古河電工は09年3月時点で従業員数3万7427人の大企業。多数の工場と子会社を抱える。多くは独自に発達してきた人事制度や給与体系を持つ。残業する社員には栄養補給にパンを配るなどという時代錯誤な仕組みもあるが、労組の反対もあって容易にはやめられない。120年間も個別最適でやってきた大組織に、業務集約センターを設立して効率化をはかろうというのが本プロジェクトの目的。業務改革やITシステム導入は、当然のことながら各方面からの抵抗も多い。
著者らプロジェクトメンバー達は2300回の会議、3万通のメール、111のシステムとの連携、年間220日の出張で、全国の部署と交渉と調整を行って理解を得ながら、ついにシステム稼働にこぎ着ける。5年間の長大な人間ドラマである。
その成功に至るプロセスでコンサルタントにも社員にも、スーパーマン的な人物は一人も出てこない。状況は「当たり前のことを当たり前じゃないレベルでやりきる」という担当者の言葉が表している。徹底したコミュニケーションと信頼構築によって、大企業の不可能を可能にしていく。
"ファシリテーション"というと会議の盛り上げ方みたいな小手先の技術と誤解しがちであるが、本書のテーマはもっと長期的で本質的な組織論である。クライアントとコンサルタントの幸福論である。組織でビジネスをする人、プロジェクトをやる人はぜひ読むと良いと思う。いっぱい気づきがあるはず。
「たとえば、「○○鉄道の料金が上がることになりました」という原稿が出稿されてきますと、キャスターの私は、「○○鉄道をご利用の皆さん、料金が値上がりしますよ」と言い換えるのです。」「「誰か警察に連絡してください」では誰も通報してくれないが「あなた、警察に連絡してください」なら動く。」
明解な説明に定評のある池上 彰氏が、テレビの現場で培った情報伝達ノウハウを公開する新書。わかりやすい説明のルール「聞き手に地図を」「対象化」「階層化」というステップを、署名に偽り無く実にわかりやすく説明する内容。広く応用が効きそうな方法論が多く、ビジネスプレゼンの参考にもなった。

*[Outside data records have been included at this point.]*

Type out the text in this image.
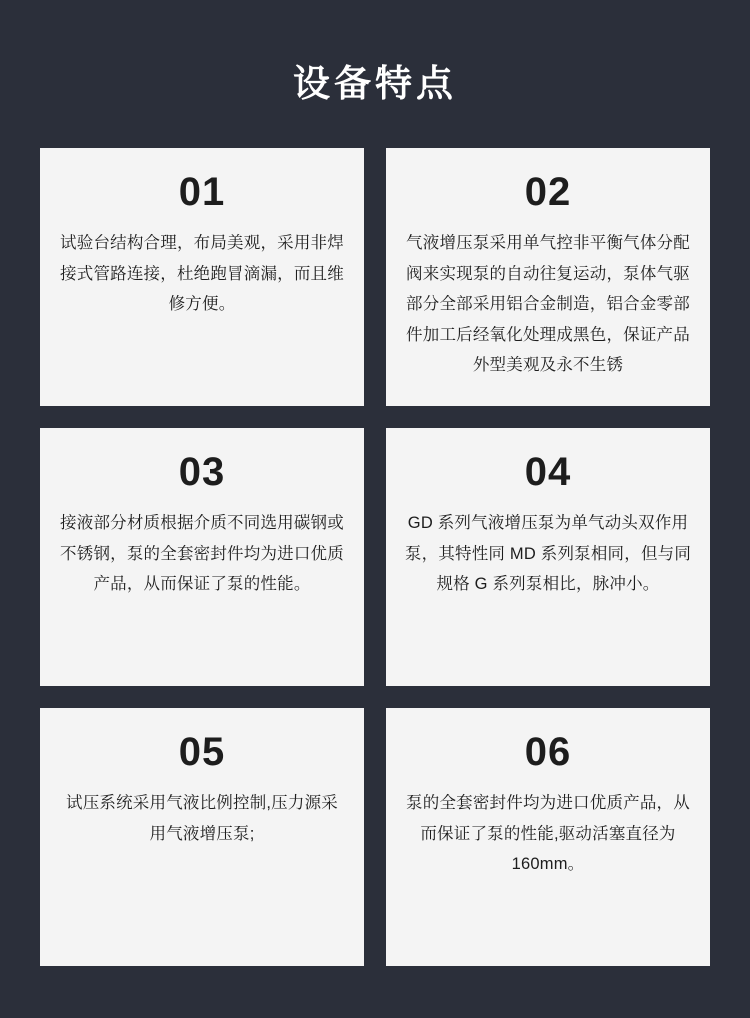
设备特点
01
试验台结构合理，布局美观，采用非焊接式管路连接，杜绝跑冒滴漏，而且维修方便。
02
气液增压泵采用单气控非平衡气体分配阀来实现泵的自动往复运动，泵体气驱部分全部采用铝合金制造，铝合金零部件加工后经氧化处理成黑色，保证产品外型美观及永不生锈
03
接液部分材质根据介质不同选用碳钢或不锈钢，泵的全套密封件均为进口优质产品，从而保证了泵的性能。
04
GD 系列气液增压泵为单气动头双作用泵，其特性同 MD 系列泵相同，但与同规格 G 系列泵相比，脉冲小。
05
试压系统采用气液比例控制,压力源采用气液增压泵;
06
泵的全套密封件均为进口优质产品，从而保证了泵的性能,驱动活塞直径为160mm。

たとえば「相手に自分が体験したことを面白く伝えたい。自分の気持ちをわかってほしい。そんなとき、まず、「ねえ、ねえ、大変」という言葉から始まる文章を考えましょう。文章ができあがったら、冒頭の「ねえ、ねえ、大変」という言葉は削除してしまいます。そうすると、勢いのある、説得力のある文章がつくれます。」という方法。
これは平板な話に勢いをつけるのに効きそうだ。わかりやすいけどつまらないというのも問題だから、「面白い」は重要なのだ。そうやって冒頭でつかんでおいて、最後にまたつかみネタに戻ると話がきれいにまとまるというアドバイスもある。数十秒から数分で印象的な話をするための秘訣が満載である。
極めつけの極意だなと思うのが「接続詞を使わない」。これは確かに有効なテクニックのように思うのだが、実際には組み合わせる素材が豊富に揃っていないとできない技だと思う。素材同士をくっつけようとするから接着剤としての接続詞が必要になるのであって、並べて話せば自然とつながる素材がいっぱいあれば不要だ。著者は大量の情報収集でも有名な人物。イディオムやネタを貯蔵しておく日常の心がけもまたわかりやすさのために重要なことのように思う。